Azure will be supporting a virtual machine role very soon - you will be able to run anything in the cloud like you can on Amazon. You will very much be able to take applications not currently on Azure and run them on there with little to no changes required, and vice versa. The tooling MS are providing for all this looks fantastic, especially with the introduction of AppFabric for Windows Server which will provide the same application platform on-premise as you can get in the cloud, making interchanging between the two even easier.

Craig said...

I think the lock in to the Azure platform is a bit overstated. That major applications such as Wordpress can easily be run on Azure tells me the the story. Do you think they rewrote Wordpress to make it run on Azure?

Roy Leban said...

@Luke: Microsoft and WordPress did that demo after I wrote this post, but that doesn't really matter. The ability to run arbitrary apps puts them in more competition with EC2 rather than differentiating them. And you still don't "own" the box. That turns into a price war, not a feature or power war. Microsoft might win but price wars frequently produce two losers.

I think Microsoft has the chance to be a significant player in this space, but only if they provide something better that plays up to their strengths.

Anonymous said...

I think you are confusing too many parts of Azure.
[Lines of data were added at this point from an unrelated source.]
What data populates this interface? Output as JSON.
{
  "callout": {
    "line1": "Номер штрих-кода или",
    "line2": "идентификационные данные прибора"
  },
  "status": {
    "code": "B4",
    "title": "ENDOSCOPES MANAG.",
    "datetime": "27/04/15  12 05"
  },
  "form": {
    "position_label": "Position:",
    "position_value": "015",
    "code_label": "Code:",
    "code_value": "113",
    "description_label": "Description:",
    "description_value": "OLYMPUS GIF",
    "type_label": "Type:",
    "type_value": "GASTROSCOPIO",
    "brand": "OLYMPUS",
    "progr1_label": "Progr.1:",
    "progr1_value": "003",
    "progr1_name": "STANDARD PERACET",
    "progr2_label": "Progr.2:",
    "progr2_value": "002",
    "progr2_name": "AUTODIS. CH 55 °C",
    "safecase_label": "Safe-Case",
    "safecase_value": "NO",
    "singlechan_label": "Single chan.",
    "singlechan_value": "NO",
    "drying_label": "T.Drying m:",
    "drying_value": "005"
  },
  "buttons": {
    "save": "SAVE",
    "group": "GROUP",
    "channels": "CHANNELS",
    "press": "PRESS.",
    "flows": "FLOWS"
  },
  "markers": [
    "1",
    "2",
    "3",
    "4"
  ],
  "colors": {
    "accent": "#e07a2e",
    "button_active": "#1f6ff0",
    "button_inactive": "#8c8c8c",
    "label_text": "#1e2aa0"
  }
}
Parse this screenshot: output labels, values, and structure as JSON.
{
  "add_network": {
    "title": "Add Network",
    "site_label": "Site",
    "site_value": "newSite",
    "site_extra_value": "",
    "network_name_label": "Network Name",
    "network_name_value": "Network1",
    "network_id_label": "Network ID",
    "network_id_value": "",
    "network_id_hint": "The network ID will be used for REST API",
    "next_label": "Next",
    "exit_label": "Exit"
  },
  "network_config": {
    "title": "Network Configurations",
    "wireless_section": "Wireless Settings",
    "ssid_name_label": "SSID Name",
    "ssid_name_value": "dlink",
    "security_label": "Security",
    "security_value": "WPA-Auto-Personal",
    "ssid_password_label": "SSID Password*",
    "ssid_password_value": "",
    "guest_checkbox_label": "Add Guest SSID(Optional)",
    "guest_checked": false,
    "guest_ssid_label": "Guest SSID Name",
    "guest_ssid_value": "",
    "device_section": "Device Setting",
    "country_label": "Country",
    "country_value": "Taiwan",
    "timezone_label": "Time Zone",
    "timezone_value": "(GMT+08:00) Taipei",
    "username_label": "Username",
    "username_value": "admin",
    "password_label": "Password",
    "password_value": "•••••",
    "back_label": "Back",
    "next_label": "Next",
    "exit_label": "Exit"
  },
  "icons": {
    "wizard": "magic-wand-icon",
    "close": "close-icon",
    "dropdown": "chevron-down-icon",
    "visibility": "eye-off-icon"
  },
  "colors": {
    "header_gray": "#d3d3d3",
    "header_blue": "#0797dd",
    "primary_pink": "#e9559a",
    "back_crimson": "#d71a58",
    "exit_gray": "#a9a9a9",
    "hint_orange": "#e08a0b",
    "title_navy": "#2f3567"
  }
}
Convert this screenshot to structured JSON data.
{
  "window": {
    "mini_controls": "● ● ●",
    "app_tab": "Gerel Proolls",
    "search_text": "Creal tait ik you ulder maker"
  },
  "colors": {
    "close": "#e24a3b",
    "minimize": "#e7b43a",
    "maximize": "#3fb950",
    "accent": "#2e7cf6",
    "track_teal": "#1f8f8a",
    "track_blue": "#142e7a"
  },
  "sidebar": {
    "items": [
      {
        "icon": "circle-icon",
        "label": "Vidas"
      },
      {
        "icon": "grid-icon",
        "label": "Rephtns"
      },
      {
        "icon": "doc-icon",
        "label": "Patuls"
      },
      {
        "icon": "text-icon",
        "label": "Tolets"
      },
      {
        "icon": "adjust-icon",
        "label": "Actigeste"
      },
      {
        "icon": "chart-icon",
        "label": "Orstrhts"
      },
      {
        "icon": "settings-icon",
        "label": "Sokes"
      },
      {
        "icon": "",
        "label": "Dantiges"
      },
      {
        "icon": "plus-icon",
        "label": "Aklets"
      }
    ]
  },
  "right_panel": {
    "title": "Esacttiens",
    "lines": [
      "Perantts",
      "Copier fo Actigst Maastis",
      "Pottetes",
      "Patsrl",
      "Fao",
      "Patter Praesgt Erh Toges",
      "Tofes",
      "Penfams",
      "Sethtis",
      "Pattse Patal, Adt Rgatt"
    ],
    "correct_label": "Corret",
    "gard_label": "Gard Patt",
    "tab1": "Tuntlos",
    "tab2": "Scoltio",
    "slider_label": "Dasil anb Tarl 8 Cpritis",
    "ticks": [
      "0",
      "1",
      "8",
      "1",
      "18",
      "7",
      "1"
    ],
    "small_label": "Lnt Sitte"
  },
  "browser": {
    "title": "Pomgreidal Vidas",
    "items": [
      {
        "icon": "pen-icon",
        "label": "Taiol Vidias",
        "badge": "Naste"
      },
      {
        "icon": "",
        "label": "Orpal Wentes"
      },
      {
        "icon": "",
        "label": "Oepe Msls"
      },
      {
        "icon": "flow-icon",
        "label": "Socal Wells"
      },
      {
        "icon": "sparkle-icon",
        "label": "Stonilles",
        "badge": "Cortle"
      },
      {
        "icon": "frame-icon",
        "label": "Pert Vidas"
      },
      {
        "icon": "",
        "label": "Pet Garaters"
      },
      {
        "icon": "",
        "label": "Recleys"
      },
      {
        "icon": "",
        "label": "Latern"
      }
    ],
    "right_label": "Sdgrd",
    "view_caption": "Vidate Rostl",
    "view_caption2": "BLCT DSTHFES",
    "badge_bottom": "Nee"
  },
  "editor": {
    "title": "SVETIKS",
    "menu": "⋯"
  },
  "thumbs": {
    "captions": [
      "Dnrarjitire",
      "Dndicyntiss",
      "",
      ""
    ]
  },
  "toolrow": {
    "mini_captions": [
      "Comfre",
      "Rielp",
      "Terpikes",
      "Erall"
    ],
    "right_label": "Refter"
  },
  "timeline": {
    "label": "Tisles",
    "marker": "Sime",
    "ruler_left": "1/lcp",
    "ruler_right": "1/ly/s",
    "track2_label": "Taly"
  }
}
You can ignore most of the Azure API.

You have control over the Virtual machines, so you can go and install Tomcat, apache, etc. on them now. Base line the image, and deploy your application to instances of that VM.

If you do it that way, then it will scale as well as the same app on EC2.

If being locked into "Azure" and not being able to go from your on premise to Azure, then look at the "App fabric" (as dublin) that will now let you deploy the same app to both places.

Craig said...

I would have liked to have seen them be more like App Engine, with the auto-scaling capability. I don't wan't to spend $90/month for IIS to sit there and listen for connections that don't come in, and a worker process that doesn't have anything to do. However, when those processes do have something to do, I then have no problem possibly paying a bit of a premium for that time. As it is now, it strikes me as a little bit harder to use version of EC2, so why would I bother?

Roy Leban said...

NOTE: I forgot to release the second comment above by Craig (and the two Craigs are different people). My response above directed @Luke was actually intended to be @Craig. Sorry for any confusion.